A new list of rankings from a high-profile polling organization is giving a big red thumbs down to Gov. Matt Bevin.
Kentucky’s governor is the least popular in the nation among voters in their own state, according to Morning Consult’s Q2 rankings, with a 56% disapproval rating to just 32% who approve.
Bevin notably has ground to make up among voters in his own party, with an election looming in November. The governor faces a 40% disapproval rating among fellow Republicans in Kentucky, a number that comes after a May primary election where GOP challenger Robert Goforth, a state representative, scored 39% of the in-party vote to Bevin’s 52%.
His net approval among Kentucky voters, according to the Morning Consult poll, sits at -24 overall, which breaks down to +11 among Republicans, -63 among Democrats and -26 among Independents.

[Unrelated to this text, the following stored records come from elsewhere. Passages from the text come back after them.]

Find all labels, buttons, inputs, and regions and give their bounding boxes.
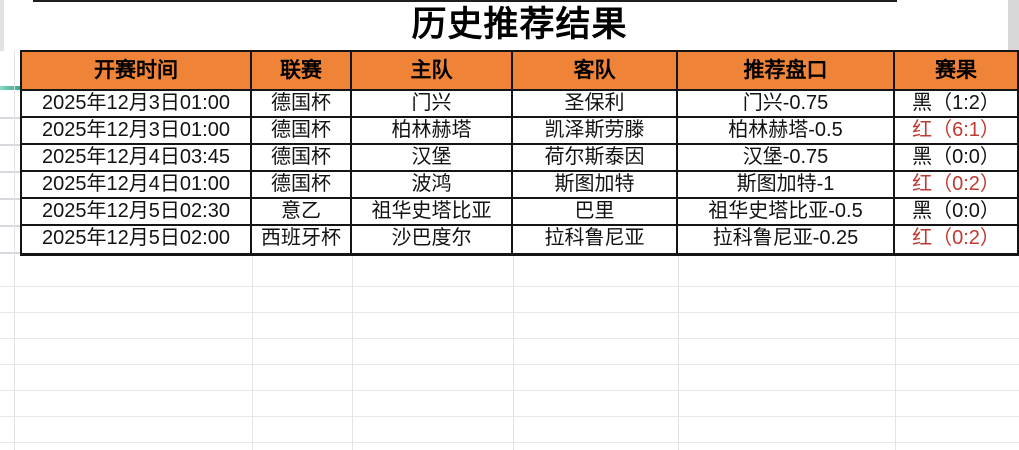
cell-result[interactable]: 黑（0:0） [895, 145, 1019, 172]
table-row: 2025年12月3日01:00 德国杯 柏林赫塔 凯泽斯劳滕 柏林赫塔-0.5 … [22, 118, 1019, 145]
cell-league[interactable]: 意乙 [252, 199, 352, 226]
cell-result[interactable]: 黑（1:2） [895, 91, 1019, 118]
cell-away-team[interactable]: 圣保利 [513, 91, 678, 118]
cell-match-time[interactable]: 2025年12月5日02:30 [22, 199, 252, 226]
cell-away-team[interactable]: 凯泽斯劳滕 [513, 118, 678, 145]
cell-handicap[interactable]: 柏林赫塔-0.5 [678, 118, 895, 145]
gridline-vertical [14, 50, 15, 450]
top-border-line [33, 0, 897, 2]
table-body: 2025年12月3日01:00 德国杯 门兴 圣保利 门兴-0.75 黑（1:2… [22, 91, 1019, 253]
results-table: 开赛时间 联赛 主队 客队 推荐盘口 赛果 2025年12月3日01:00 德国… [20, 50, 1019, 256]
cell-home-team[interactable]: 汉堡 [352, 145, 513, 172]
cell-away-team[interactable]: 巴里 [513, 199, 678, 226]
gridline-vertical [513, 256, 514, 450]
page-title[interactable]: 历史推荐结果 [411, 5, 628, 44]
header-cell-result[interactable]: 赛果 [895, 52, 1019, 91]
header-cell-match-time[interactable]: 开赛时间 [22, 52, 252, 91]
gridline-vertical [252, 256, 253, 450]
cell-home-team[interactable]: 门兴 [352, 91, 513, 118]
cell-away-team[interactable]: 斯图加特 [513, 172, 678, 199]
table-row: 2025年12月5日02:30 意乙 祖华史塔比亚 巴里 祖华史塔比亚-0.5 … [22, 199, 1019, 226]
cell-away-team[interactable]: 荷尔斯泰因 [513, 145, 678, 172]
table-row: 2025年12月4日01:00 德国杯 波鸿 斯图加特 斯图加特-1 红（0:2… [22, 172, 1019, 199]
cell-league[interactable]: 德国杯 [252, 118, 352, 145]
row-accent-mark [0, 86, 21, 90]
cell-match-time[interactable]: 2025年12月5日02:00 [22, 226, 252, 253]
cell-home-team[interactable]: 沙巴度尔 [352, 226, 513, 253]
cell-handicap[interactable]: 斯图加特-1 [678, 172, 895, 199]
header-cell-away-team[interactable]: 客队 [513, 52, 678, 91]
left-margin-gridlines [0, 92, 20, 255]
gridline-vertical [352, 256, 353, 450]
sheet-background-corner-left [0, 0, 4, 51]
cell-league[interactable]: 德国杯 [252, 172, 352, 199]
cell-match-time[interactable]: 2025年12月4日01:00 [22, 172, 252, 199]
cell-match-time[interactable]: 2025年12月4日03:45 [22, 145, 252, 172]
cell-home-team[interactable]: 祖华史塔比亚 [352, 199, 513, 226]
table-header-row: 开赛时间 联赛 主队 客队 推荐盘口 赛果 [22, 52, 1019, 91]
cell-away-team[interactable]: 拉科鲁尼亚 [513, 226, 678, 253]
table-row: 2025年12月4日03:45 德国杯 汉堡 荷尔斯泰因 汉堡-0.75 黑（0… [22, 145, 1019, 172]
header-cell-league[interactable]: 联赛 [252, 52, 352, 91]
cell-result[interactable]: 红（0:2） [895, 172, 1019, 199]
empty-cells-gridlines [0, 261, 1019, 450]
sheet-background-corner [1008, 0, 1019, 51]
table-row: 2025年12月3日01:00 德国杯 门兴 圣保利 门兴-0.75 黑（1:2… [22, 91, 1019, 118]
cell-league[interactable]: 德国杯 [252, 91, 352, 118]
cell-result[interactable]: 黑（0:0） [895, 199, 1019, 226]
cell-match-time[interactable]: 2025年12月3日01:00 [22, 118, 252, 145]
gridline-vertical [895, 256, 896, 450]
cell-handicap[interactable]: 门兴-0.75 [678, 91, 895, 118]
cell-handicap[interactable]: 拉科鲁尼亚-0.25 [678, 226, 895, 253]
cell-result[interactable]: 红（0:2） [895, 226, 1019, 253]
cell-handicap[interactable]: 祖华史塔比亚-0.5 [678, 199, 895, 226]
header-cell-handicap[interactable]: 推荐盘口 [678, 52, 895, 91]
cell-home-team[interactable]: 波鸿 [352, 172, 513, 199]
cell-league[interactable]: 西班牙杯 [252, 226, 352, 253]
cell-handicap[interactable]: 汉堡-0.75 [678, 145, 895, 172]
cell-home-team[interactable]: 柏林赫塔 [352, 118, 513, 145]
table-row: 2025年12月5日02:00 西班牙杯 沙巴度尔 拉科鲁尼亚 拉科鲁尼亚-0.… [22, 226, 1019, 253]
gridline-vertical [678, 256, 679, 450]
cell-match-time[interactable]: 2025年12月3日01:00 [22, 91, 252, 118]
header-cell-home-team[interactable]: 主队 [352, 52, 513, 91]
cell-league[interactable]: 德国杯 [252, 145, 352, 172]
cell-result[interactable]: 红（6:1） [895, 118, 1019, 145]
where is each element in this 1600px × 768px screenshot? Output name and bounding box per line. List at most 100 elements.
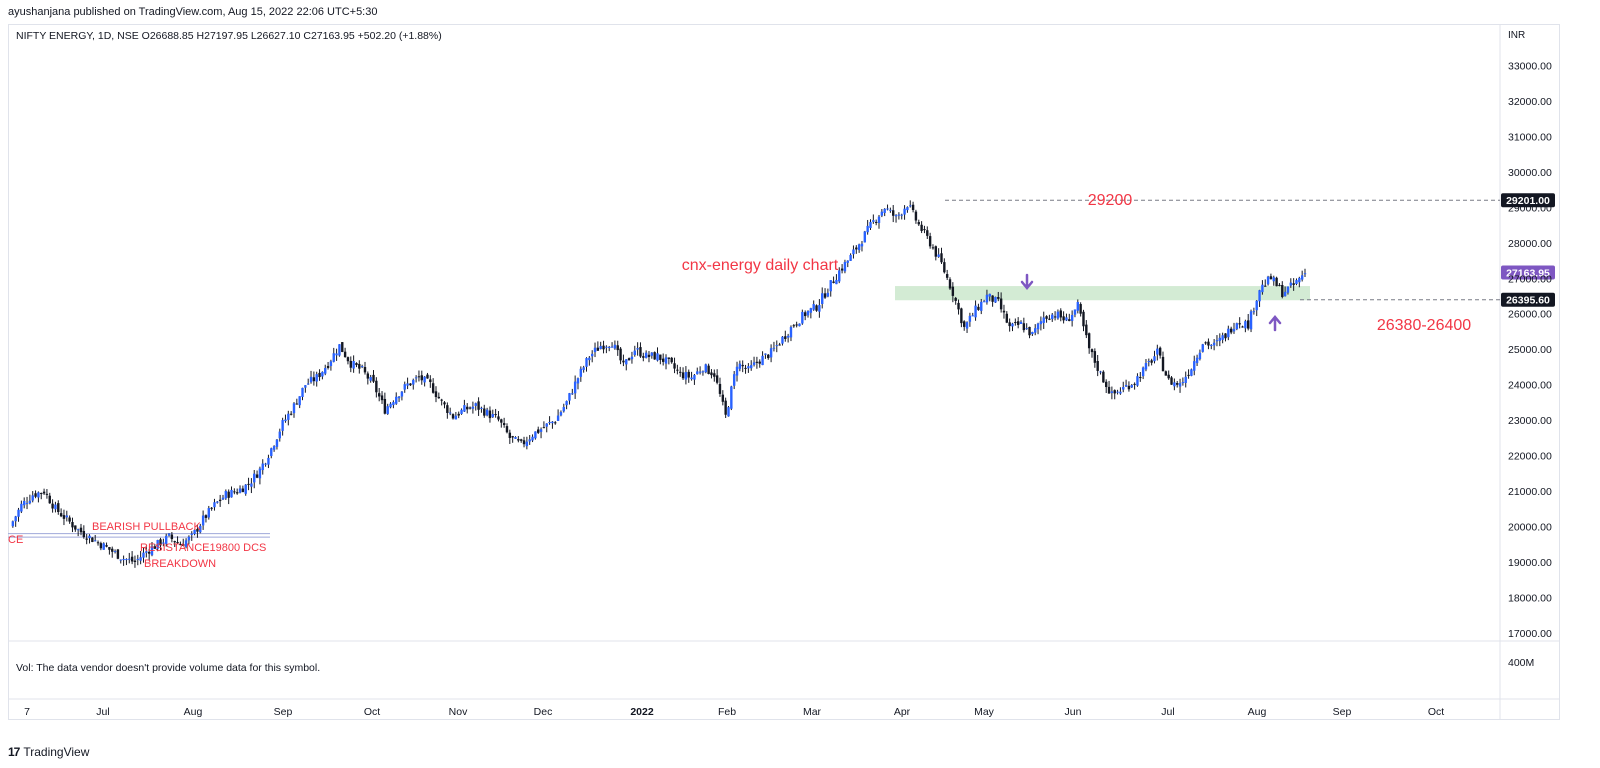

The rankings do not measure how Democratic gubernatorial challenger Andy Beshear is rated, or how he stacks up against Bevin among voters in the commonwealth. Beshear and Bevin are engaged in a bitter campaign, after years of conflict during Beshear’s time as Kentucky’s attorney general.
Bevin’s campaign did not respond to a Courier Journal request for comment. But the governor has made it clear over the years that he’s not concerned about how he’s rated in polls — he’s never scored highly, he’s said, and still won the gubernatorial election in 2015.
“Have any of you ever seen a poll ever done — ever — in which I was more popular than unpopular? Any of you, ever? There has never been one,” Bevin told reporters in April, after a similar poll was released. “And I won 106 out of 120 counties (in 2015) while being the most unpopular candidate in the history of America, apparently. And so my point is this — it’s irrelevant.”